How to derive infinitesimal gauge transformations from constraints? I am reading some papers about quantizing the gravitational fields, for example, here, here, and here. Since the classical actions for gravitational fields are singular, they contain some constraints. I have no problem in finding these constraints.
In the ADM form, the primary constraints are $\pi_0=0$ and $\pi_i=0$. $\pi_0$ and $\pi_i$ are the canonical momenta conjugate to the lapse function $N$, and the shift vector $N^i$. Also, the spatial metric is approximated by $g_{ij}=\delta _{ij}+2\kappa \gamma_{ij}$. From the primary constraints we can have the secondary constraints, which are $$C_0=\partial^i \partial^j \gamma_{ij}-\partial^2 \gamma=0, $$ $$C_i=-2 \partial^j p_{ij}=0 $$ where $p_{ij}$ are the momenta conjugate to the metric $h_{ij}$.
The papers then read that the combination $$C(\lambda_0,\lambda_i)=\int d^3 x [\lambda_0 (x) C_0(x)+\lambda^i(x)C_i(x)] $$ generates the infinitesimal gauge transformations $$\delta \gamma_{ij}=\frac  1{2\kappa} (\partial_i \lambda_j +\partial_j \lambda_i) ,$$ $$ \delta p^{ij}=\frac 1 {2\kappa} (\delta^{ij} \partial^2 \lambda_0-\partial^i \partial^j \lambda_0) .$$
I have read some textbooks about constrained Hamiltonian. But I still could not understand how these infinitesimal gauge transformations are derived.
Looking for some hints.
 A: Thanks to @Qmechanic and @ACuriousMind. I will try to answer this problem myself.

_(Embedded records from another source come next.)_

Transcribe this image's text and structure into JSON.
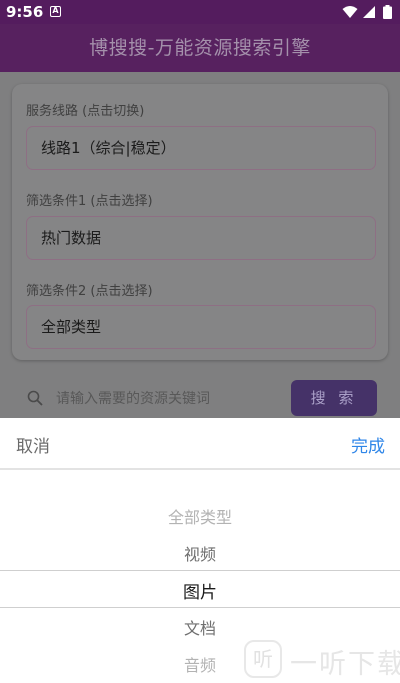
{
  "status_bar": {
    "time": "9:56",
    "notification_icon": "A"
  },
  "app_bar": {
    "title": "博搜搜-万能资源搜索引擎"
  },
  "form": {
    "server_line": {
      "label": "服务线路 (点击切换)",
      "value": "线路1（综合|稳定）"
    },
    "filter1": {
      "label": "筛选条件1 (点击选择)",
      "value": "热门数据"
    },
    "filter2": {
      "label": "筛选条件2 (点击选择)",
      "value": "全部类型"
    }
  },
  "search": {
    "placeholder": "请输入需要的资源关键词",
    "button_label": "搜 索"
  },
  "picker": {
    "cancel_label": "取消",
    "done_label": "完成",
    "options": [
      "全部类型",
      "视频",
      "图片",
      "文档",
      "音频"
    ],
    "selected_index": 2
  },
  "watermark": {
    "icon_glyph": "听",
    "text": "一听下载"
  },
  "colors": {
    "app_bar": "#57215f",
    "search_button": "#453268",
    "done_link": "#2f86e8",
    "overlay": "#7f7f80"
  }
}
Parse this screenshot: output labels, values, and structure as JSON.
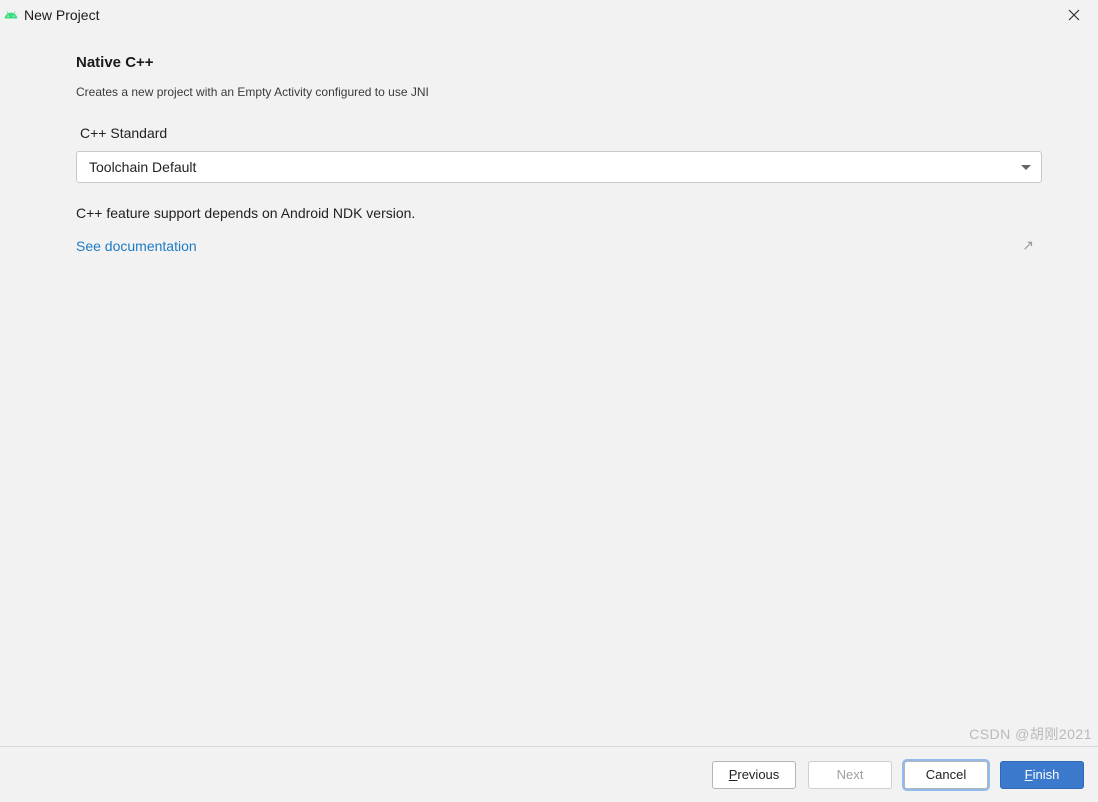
{
  "window": {
    "title": "New Project"
  },
  "page": {
    "heading": "Native C++",
    "subheading": "Creates a new project with an Empty Activity configured to use JNI",
    "field_label": "C++ Standard",
    "select_value": "Toolchain Default",
    "info_text": "C++ feature support depends on Android NDK version.",
    "doc_link": "See documentation"
  },
  "footer": {
    "previous": "Previous",
    "next": "Next",
    "cancel": "Cancel",
    "finish": "Finish"
  },
  "watermark": "CSDN @胡刚2021"
}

According to Dirac's conjecture, the first-class constraints $\Omega_A$ will lead to the following symmetry transformations, (neglecting the time parameters) $$\delta q^i=\epsilon^A \{q^i,\Omega_A\},~~ \delta p_i=\epsilon^A \{p_i,\Omega_A\}.$$
Also, since divergence terms vanish, the combination of constraints can be written as $$C(\lambda_0,\lambda_i)=\int d^3 x [\lambda_0 (x) C_0(x)+\lambda^i(x)C_i(x)]
=\int d^3 x[\gamma_{ij}\partial^i \partial^j \lambda_0 -\delta^{ij}\gamma_{ij}\partial^2 \lambda_0 +2 p^{ij}\partial_j \lambda_i] .$$
(I am not very sure about the following step.) Then according to Dirac's conjecture, $$\delta g_{ij}=\{g_{ij}, \gamma_{ij}\partial^i \partial^j \lambda_0 -\delta^{ij}\gamma_{ij}\partial^2 \lambda_0 +2 p^{ij}\partial_j \lambda_i\} =2(\partial_j \lambda_i+\partial_i\partial_j)$$ and hence $\delta \gamma_{ij}=\frac 1 \kappa  (\partial_j \lambda_i+\partial_i\partial_j). $ It differs from the above equation by a factor of $1/2$, which is not significant and can be absorbed into $\lambda_i$.
The same goes for $\delta p^{ij}$.
(I am not quite sure why I could throw the integral sign out.)